Félix de Azúa
Paso unos días en Barcelona tras varios meses de ausencia. Encuentro la ciudad cubierta por una fina película de barro rojo. La última vez que llovió, hace semanas, trajo el sutil polvo del desierto africano encelado entre las nubes. Nadie lo ha limpiado, ni siquiera los particulares cuyos coches están rebozados de limo y cubiertos de graffiti tipo: “So guarro”. Aspecto fantasmal, de ciudad abandonada.

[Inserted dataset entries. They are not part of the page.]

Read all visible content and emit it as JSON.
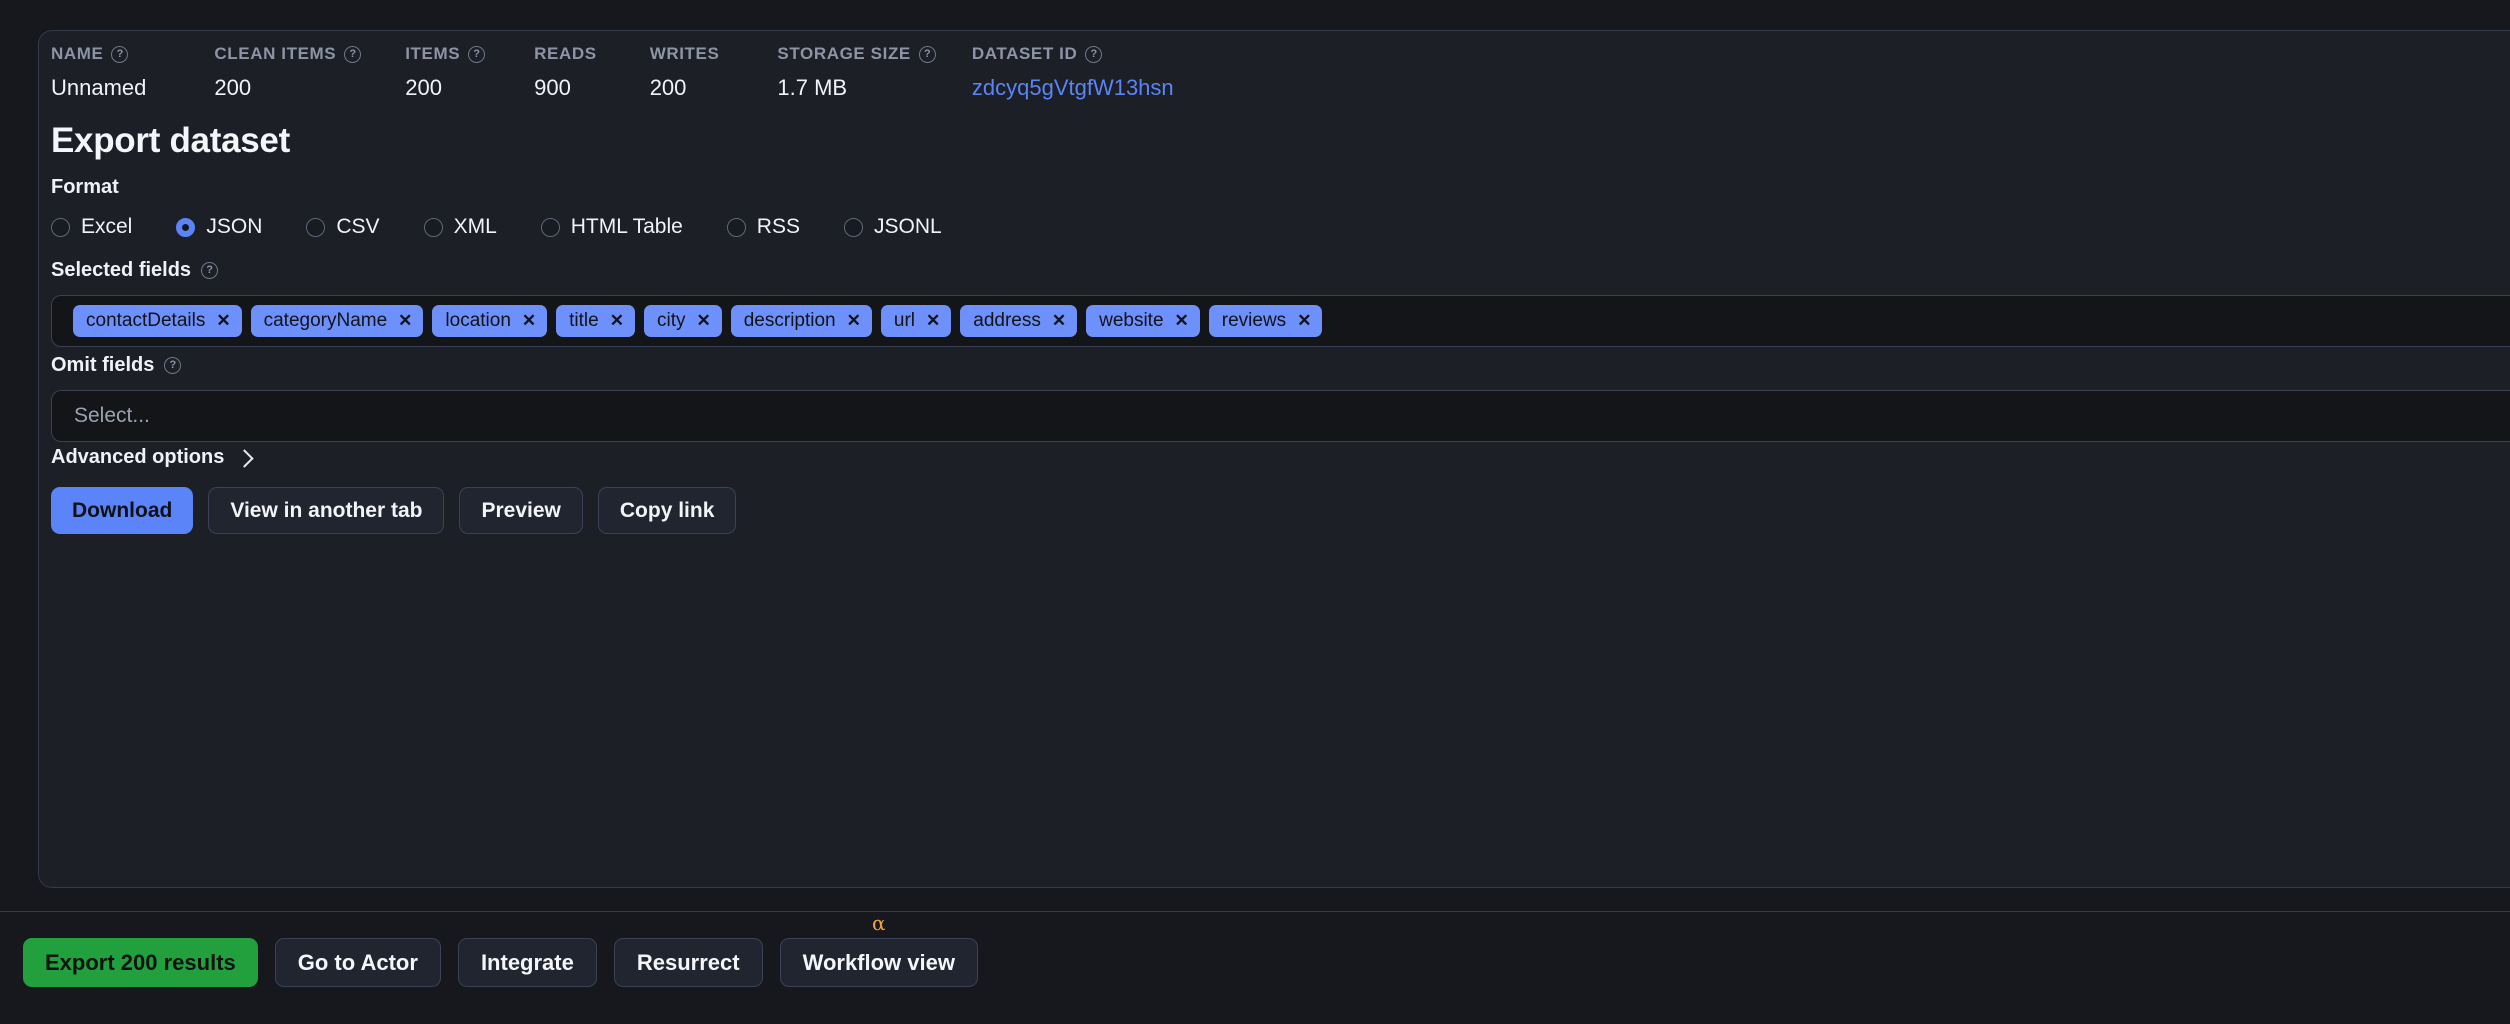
{
  "stats": [
    {
      "label": "NAME",
      "value": "Unnamed",
      "has_help": true,
      "is_link": false,
      "gap": 68
    },
    {
      "label": "CLEAN ITEMS",
      "value": "200",
      "has_help": true,
      "is_link": false,
      "gap": 44
    },
    {
      "label": "ITEMS",
      "value": "200",
      "has_help": true,
      "is_link": false,
      "gap": 49
    },
    {
      "label": "READS",
      "value": "900",
      "has_help": false,
      "is_link": false,
      "gap": 53
    },
    {
      "label": "WRITES",
      "value": "200",
      "has_help": false,
      "is_link": false,
      "gap": 58
    },
    {
      "label": "STORAGE SIZE",
      "value": "1.7 MB",
      "has_help": true,
      "is_link": false,
      "gap": 36
    },
    {
      "label": "DATASET ID",
      "value": "zdcyq5gVtgfW13hsn",
      "has_help": true,
      "is_link": true,
      "gap": 0
    }
  ],
  "page": {
    "title": "Export dataset"
  },
  "format": {
    "label": "Format",
    "selected": "JSON",
    "options": [
      "Excel",
      "JSON",
      "CSV",
      "XML",
      "HTML Table",
      "RSS",
      "JSONL"
    ]
  },
  "selected_fields": {
    "label": "Selected fields",
    "help_icon": "question-mark-icon",
    "chips": [
      "contactDetails",
      "categoryName",
      "location",
      "title",
      "city",
      "description",
      "url",
      "address",
      "website",
      "reviews"
    ],
    "remove_glyph": "✕"
  },
  "omit_fields": {
    "label": "Omit fields",
    "help_icon": "question-mark-icon",
    "value": "",
    "placeholder": "Select..."
  },
  "advanced": {
    "label": "Advanced options",
    "icon": "chevron-right-icon",
    "expanded": false
  },
  "actions": [
    {
      "label": "Download",
      "style": "primary"
    },
    {
      "label": "View in another tab",
      "style": "ghost"
    },
    {
      "label": "Preview",
      "style": "ghost"
    },
    {
      "label": "Copy link",
      "style": "ghost"
    }
  ],
  "bottom_bar": [
    {
      "label": "Export 200 results",
      "style": "export",
      "badge": null
    },
    {
      "label": "Go to Actor",
      "style": "dark",
      "badge": null
    },
    {
      "label": "Integrate",
      "style": "dark",
      "badge": null
    },
    {
      "label": "Resurrect",
      "style": "dark",
      "badge": null
    },
    {
      "label": "Workflow view",
      "style": "dark",
      "badge": "α"
    }
  ],
  "colors": {
    "page_background": "#16181d",
    "card_background": "#1c1f26",
    "accent_blue": "#5a84f7",
    "chip_blue": "#6e90fb",
    "export_green": "#22a03e",
    "alpha_orange": "#f2a33c",
    "border": "#3b4256",
    "muted_text": "#8d94a5"
  }
}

El calor ya es veraniego y los árboles pierden la hoja. Hay una alfombra de hojas muertas, como si fuera otoño. Un segundo eco africano: el ruido, el caos circulatorio, el amasijo de personas en el centro comercial, las masas de turistas apenas vestidos, los inmigrantes que venden latas de cerveza por las Ramblas, los trileros, los ladronzuelos, las gitanas rumanas cargadas de niños sospechosamente atontados. También hay un recuerdo para el Nápoles de los años sesenta, aquella ciudad que, según Graham Greene era la primera ciudad de Oriente.
Por desgracia, nada hay en Barcelona que mantenga en pie, aunque sea con grietas, el augusto pasado del Reino de Nápoles, sus palacios, sus iglesias, sus museos, su sociedad burguesa, una de las más ilustradas de Italia, su pueblo llano tan vivaracho y más listo que el hambre. Esta es una ciudad levítica y sin gloria.

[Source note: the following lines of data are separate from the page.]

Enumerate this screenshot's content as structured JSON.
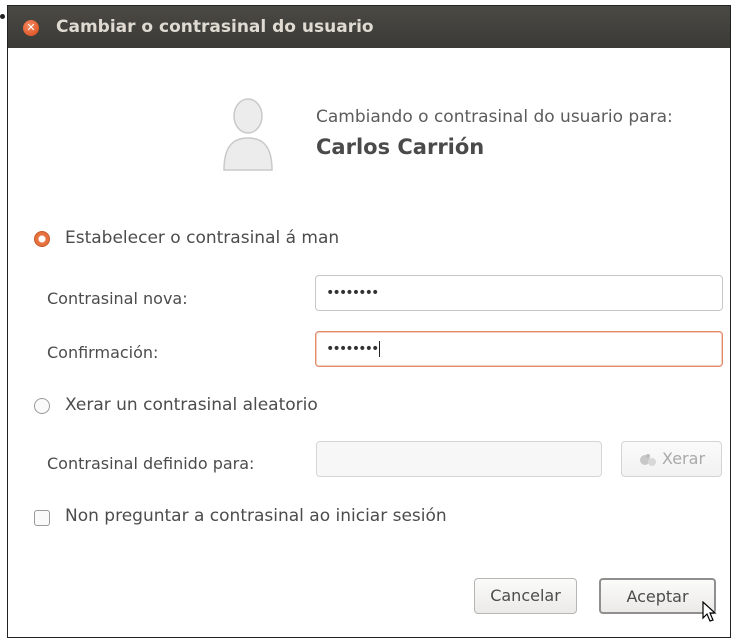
{
  "dialog": {
    "title": "Cambiar o contrasinal do usuario",
    "heading": "Cambiando o contrasinal do usuario para:",
    "user_name": "Carlos Carrión"
  },
  "options": {
    "manual_label": "Estabelecer o contrasinal á man",
    "random_label": "Xerar un contrasinal aleatorio",
    "no_ask_label": "Non preguntar a contrasinal ao iniciar sesión"
  },
  "fields": {
    "new_password_label": "Contrasinal nova:",
    "new_password_value": "••••••••",
    "confirm_label": "Confirmación:",
    "confirm_value": "••••••••",
    "defined_label": "Contrasinal definido para:",
    "defined_value": ""
  },
  "buttons": {
    "generate": "Xerar",
    "cancel": "Cancelar",
    "accept": "Aceptar"
  },
  "colors": {
    "accent": "#e7723e",
    "titlebar": "#3b3a36"
  }
}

Los amigos están desolados por las chapuzas del gobierno nacionalista catalán. Como en tiempos de Franco, se divierten comentando los disparates de los ministros más chiflados. La última majadería, la del responsable de Turismo, un tal Huguet, ha sido proponer una ley que prohíbe a los comercios para turistas vender muñecos de bailarina flamenca o de torero porque “no son de tradición catalana”. También quiere prohibir la venta de sombreros mexicanos, que tienen mucho predicamento entre los ingleses y americanos. Espero que haya sido una ocurrencia pasajera. No lo es la prohibición de los toros. Se escudan en los grupos animalistas para suprimir lo que ellos consideran “una señal de identidad española”.
Es asombroso que los represores no se percaten de que en cada prohibición no sólo muestran su talante opresor, sino también la escuálida inteligencia que han recibido por herencia.
La prohibición de la pieza de Handke en el Odeon de París, un capricho del director de la Comédie-Française, Marcel Bozonnet, puede parecer más seria, pero es tan miserable como la de su imitador catalán. La libertad de expresión no es unidireccional y por mal que nos parezca la simpatía de Handke hacia Milosevic, no es peor que la de García Márquez por Castro.
Como dicen Kusturica, Jelinek, Modiano, y los firmantes de la carta de protesta contra el censor, ahora los dramaturgos deberán pedir permiso a Bozonnet cada vez que quieran ir a un entierro.
Uno imagina a Bozonnet, tan ufano como un funcionario del Reich de película cómica, estampando permisos sobre las instancias petitorias y decidiendo cuáles son los muertos buenos y cuáles los muertos malos.